Lapvona(64)
‘Do you think they’ll tell?’ Villiam wondered aloud.
‘Probably,’ Marek answered. ‘People like to gossip.’
‘Will they say I was sloppy with the torch?’
‘I don’t know.’
‘Then what good are you?’ Villiam snapped. ‘I thought you knew these people.’
‘If you ask me, it was the horseman who did it.’
‘The horseman started the fire?’ Villiam rubbed his pale chin. ‘Yes, yes. I think you’re right. My cousin. He is a rather rough type, no? I’ll go tell them.’ Villiam turned to go out again. ‘Should I put the horseman in the stockade, Marek? Would that make the story more true?’
‘They might kill him then,’ Marek said. He wasn’t opposed to that idea. His father had died once before. Maybe this death would teach him to be kind.
‘No, you’re right,’ Villiam said on his way out. ‘That would only make more of a fuss.’
Marek watched through the window as the lord approached the young couple, straining with the buckets toward the fire. Villiam barely noticed the heat and smoke. The northern man had burned his hand and wrapped it in his wife’s veil. ‘God trusts your honor not to gossip,’ Villiam shouted over the crackling flames. ‘The poor horseman didn’t mean to spark this inferno. Let’s leave it at that, all right?’
The villagers coughed and wiped the cold sweat from their faces and promised they would only say that they’d had a beautiful Christmas Eve at the manor, and that they would cherish the memory as long as they lived.
Of course, it would be impossible not to gossip, as everyone was awaiting a report, and the young family were not liars but good honest Christians.
* * *
*
In the morning, Lispeth cleared the table of the feast, which had been left overnight to feed the ghosts, as was tradition. She saw that someone had eaten the bread and the cakes, but the pheasant had been untouched and was stiff and coagulated on its platter. She poked at it in disgust, then carried it into the kitchen. Her eyes were sore after the long night and she wet them with a few tears as she tilted the platters of food into the slop buckets. Then she carried the buckets out to the pigs. She could tell by the look of the pigs that they were angry. They turned their asses toward the slop. Lispeth was apologetic. The largest of them, a pretty sow with black ears, had been slaughtered and was now roasting on a spit in the kitchen, in celebration of Christmas. Clod had been put in charge of that.
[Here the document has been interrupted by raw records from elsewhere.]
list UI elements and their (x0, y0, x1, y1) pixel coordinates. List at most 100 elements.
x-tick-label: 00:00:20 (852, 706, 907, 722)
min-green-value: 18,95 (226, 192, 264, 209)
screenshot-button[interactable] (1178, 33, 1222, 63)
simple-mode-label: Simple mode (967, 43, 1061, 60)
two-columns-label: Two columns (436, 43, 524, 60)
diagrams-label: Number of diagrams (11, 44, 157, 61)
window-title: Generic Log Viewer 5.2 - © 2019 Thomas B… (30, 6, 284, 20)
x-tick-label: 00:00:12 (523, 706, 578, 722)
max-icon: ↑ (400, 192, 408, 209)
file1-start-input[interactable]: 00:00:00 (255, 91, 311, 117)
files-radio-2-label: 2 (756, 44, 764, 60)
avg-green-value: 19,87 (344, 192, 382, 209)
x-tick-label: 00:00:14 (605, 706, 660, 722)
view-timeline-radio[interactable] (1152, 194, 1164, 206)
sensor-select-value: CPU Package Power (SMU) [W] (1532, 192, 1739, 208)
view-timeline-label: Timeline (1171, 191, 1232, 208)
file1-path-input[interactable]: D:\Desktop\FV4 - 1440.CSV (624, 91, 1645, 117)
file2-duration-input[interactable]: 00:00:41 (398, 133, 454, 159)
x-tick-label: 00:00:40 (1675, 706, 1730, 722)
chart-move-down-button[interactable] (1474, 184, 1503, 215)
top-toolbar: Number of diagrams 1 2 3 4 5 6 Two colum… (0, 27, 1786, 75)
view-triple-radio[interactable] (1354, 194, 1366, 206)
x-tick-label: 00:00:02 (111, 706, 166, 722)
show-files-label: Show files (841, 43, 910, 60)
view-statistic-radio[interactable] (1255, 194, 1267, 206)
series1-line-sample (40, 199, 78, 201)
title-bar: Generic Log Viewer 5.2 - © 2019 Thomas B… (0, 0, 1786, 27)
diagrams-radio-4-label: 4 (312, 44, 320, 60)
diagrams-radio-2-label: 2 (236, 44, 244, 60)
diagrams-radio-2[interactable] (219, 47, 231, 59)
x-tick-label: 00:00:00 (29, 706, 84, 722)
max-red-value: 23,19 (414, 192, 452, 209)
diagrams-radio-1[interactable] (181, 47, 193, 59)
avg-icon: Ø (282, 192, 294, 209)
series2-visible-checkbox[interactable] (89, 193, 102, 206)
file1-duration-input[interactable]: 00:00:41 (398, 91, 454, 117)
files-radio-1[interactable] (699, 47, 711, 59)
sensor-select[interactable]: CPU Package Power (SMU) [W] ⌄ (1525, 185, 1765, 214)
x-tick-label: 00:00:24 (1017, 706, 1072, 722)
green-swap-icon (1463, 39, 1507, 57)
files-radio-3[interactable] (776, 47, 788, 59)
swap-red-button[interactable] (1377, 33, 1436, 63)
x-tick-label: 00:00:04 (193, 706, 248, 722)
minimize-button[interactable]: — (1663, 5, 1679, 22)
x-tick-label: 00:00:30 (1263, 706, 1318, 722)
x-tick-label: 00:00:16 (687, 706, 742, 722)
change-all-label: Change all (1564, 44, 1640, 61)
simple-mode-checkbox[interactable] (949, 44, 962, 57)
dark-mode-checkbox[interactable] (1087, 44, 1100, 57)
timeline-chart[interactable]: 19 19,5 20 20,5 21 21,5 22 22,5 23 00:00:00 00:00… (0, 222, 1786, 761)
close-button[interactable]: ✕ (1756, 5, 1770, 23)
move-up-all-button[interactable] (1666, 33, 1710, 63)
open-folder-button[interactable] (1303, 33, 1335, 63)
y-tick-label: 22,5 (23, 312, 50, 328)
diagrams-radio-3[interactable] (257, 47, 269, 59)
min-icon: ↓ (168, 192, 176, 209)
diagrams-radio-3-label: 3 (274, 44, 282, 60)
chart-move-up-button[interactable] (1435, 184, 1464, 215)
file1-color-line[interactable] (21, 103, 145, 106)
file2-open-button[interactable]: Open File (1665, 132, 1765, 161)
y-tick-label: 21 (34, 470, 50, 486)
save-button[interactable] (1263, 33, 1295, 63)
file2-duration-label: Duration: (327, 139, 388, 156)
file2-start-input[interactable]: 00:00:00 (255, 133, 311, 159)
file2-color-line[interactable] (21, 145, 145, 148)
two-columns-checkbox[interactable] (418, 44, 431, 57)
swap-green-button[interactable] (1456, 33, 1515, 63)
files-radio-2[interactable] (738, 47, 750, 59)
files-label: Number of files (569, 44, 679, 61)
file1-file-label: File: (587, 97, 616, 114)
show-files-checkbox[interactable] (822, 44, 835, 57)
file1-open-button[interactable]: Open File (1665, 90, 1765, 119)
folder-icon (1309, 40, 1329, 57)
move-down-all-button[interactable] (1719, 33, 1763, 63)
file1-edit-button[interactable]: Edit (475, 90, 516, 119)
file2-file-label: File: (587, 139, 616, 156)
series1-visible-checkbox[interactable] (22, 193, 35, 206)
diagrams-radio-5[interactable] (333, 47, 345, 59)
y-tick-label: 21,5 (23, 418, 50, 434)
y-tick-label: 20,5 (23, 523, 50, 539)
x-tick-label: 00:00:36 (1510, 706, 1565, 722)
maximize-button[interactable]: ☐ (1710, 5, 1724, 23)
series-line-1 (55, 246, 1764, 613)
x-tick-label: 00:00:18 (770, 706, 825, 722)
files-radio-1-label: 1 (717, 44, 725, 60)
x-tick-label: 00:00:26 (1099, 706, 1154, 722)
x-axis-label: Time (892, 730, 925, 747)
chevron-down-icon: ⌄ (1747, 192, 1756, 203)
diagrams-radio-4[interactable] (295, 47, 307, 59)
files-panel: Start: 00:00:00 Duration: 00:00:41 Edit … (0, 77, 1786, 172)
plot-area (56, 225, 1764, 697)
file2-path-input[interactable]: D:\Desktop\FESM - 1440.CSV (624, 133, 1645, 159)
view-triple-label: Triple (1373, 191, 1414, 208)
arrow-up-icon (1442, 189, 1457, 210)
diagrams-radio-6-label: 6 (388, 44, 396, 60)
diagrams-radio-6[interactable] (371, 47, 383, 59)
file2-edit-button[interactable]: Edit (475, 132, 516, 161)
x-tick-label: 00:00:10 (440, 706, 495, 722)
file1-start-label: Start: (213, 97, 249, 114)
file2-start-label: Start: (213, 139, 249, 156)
‘Happy Christmas,’ Marek said to Lispeth later as she passed by the door to the great room on her way to wake Villiam.
She said nothing, just kept walking up the stairs. There was no good in speaking to the boy. Even opening her mouth toward him made her feel she had done too much. His face looked to her even more twisted and ugly than before, its flesh like the cold fat jiggling off the pheasant she had just thrown to the pigs. Lispeth felt in her heart that he was not long for the manor. She couldn’t picture him living into the future. Something would happen to free her of his face—the persistent reminder of Jacob’s absence. She ought to kill Marek herself. She’d thought about it many times.
She knocked twice on Villiam’s door and went in and opened the curtains. It was past noon, and the next guests would be arriving soon. Christmas lunch was the most work-intensive meal of the holiday. The girls would have to set the table with the usual implements, bring out the courses one by one. That was normal. But on this day, the tablecloth would have to be changed after each course, and the bowls for handwashing would have to be cleaned and refilled. All of this to do, and when it was over, the servants would go down to the cellar to eat their cabbage and silently sing their prayers. Lispeth was hungry. At least she could rest on that virtue.
‘Get up,’ she now said to Villiam as she pulled the blanket off his body. He wore a white nightshirt to sleep, and he had been sweating under the heavy wool covers. Lispeth could see the dark triangle of his pubis through the wet cloth. He turned and pressed his bones into the down mattress.
‘Go away,’ he said.
‘It’s Christmas, my lord,’ she said.
‘Come wake me when the food is on the table.’
* * *
*
Grigor and his family were already on their way up the hill by then. They had been stunned that morning when Klarek had knocked on their door. Grigor was suspicious of the invitation but said nothing as Jon and Vuna scurried to ready themselves for the festivities. They had only scraps left from Vuna’s holiday cooking a few days earlier, and the food hadn’t been any good to begin with. They were all hungry, and it was a long walk up to the manor.
Nobody in the village had heard from the family selected for the feast the night before. In fact, Klarek had directed the young couple and their children to wait until morning and take a back route down into the village so that they would not meet Grigor, Jon, and Vuna on the road on their way up. The soot on the children’s clothes and the bedragglement of them all would surely give cause for alarm. He gave the northern man a gold ducat.
Jon was nervous about the visit. He was afraid of saying the wrong thing and embarrassing himself, or looking unfit. He had suffered a bruised thumb from swinging his hammer a few days earlier, and it pounded and throbbed still as he walked. He complained of it to his wife.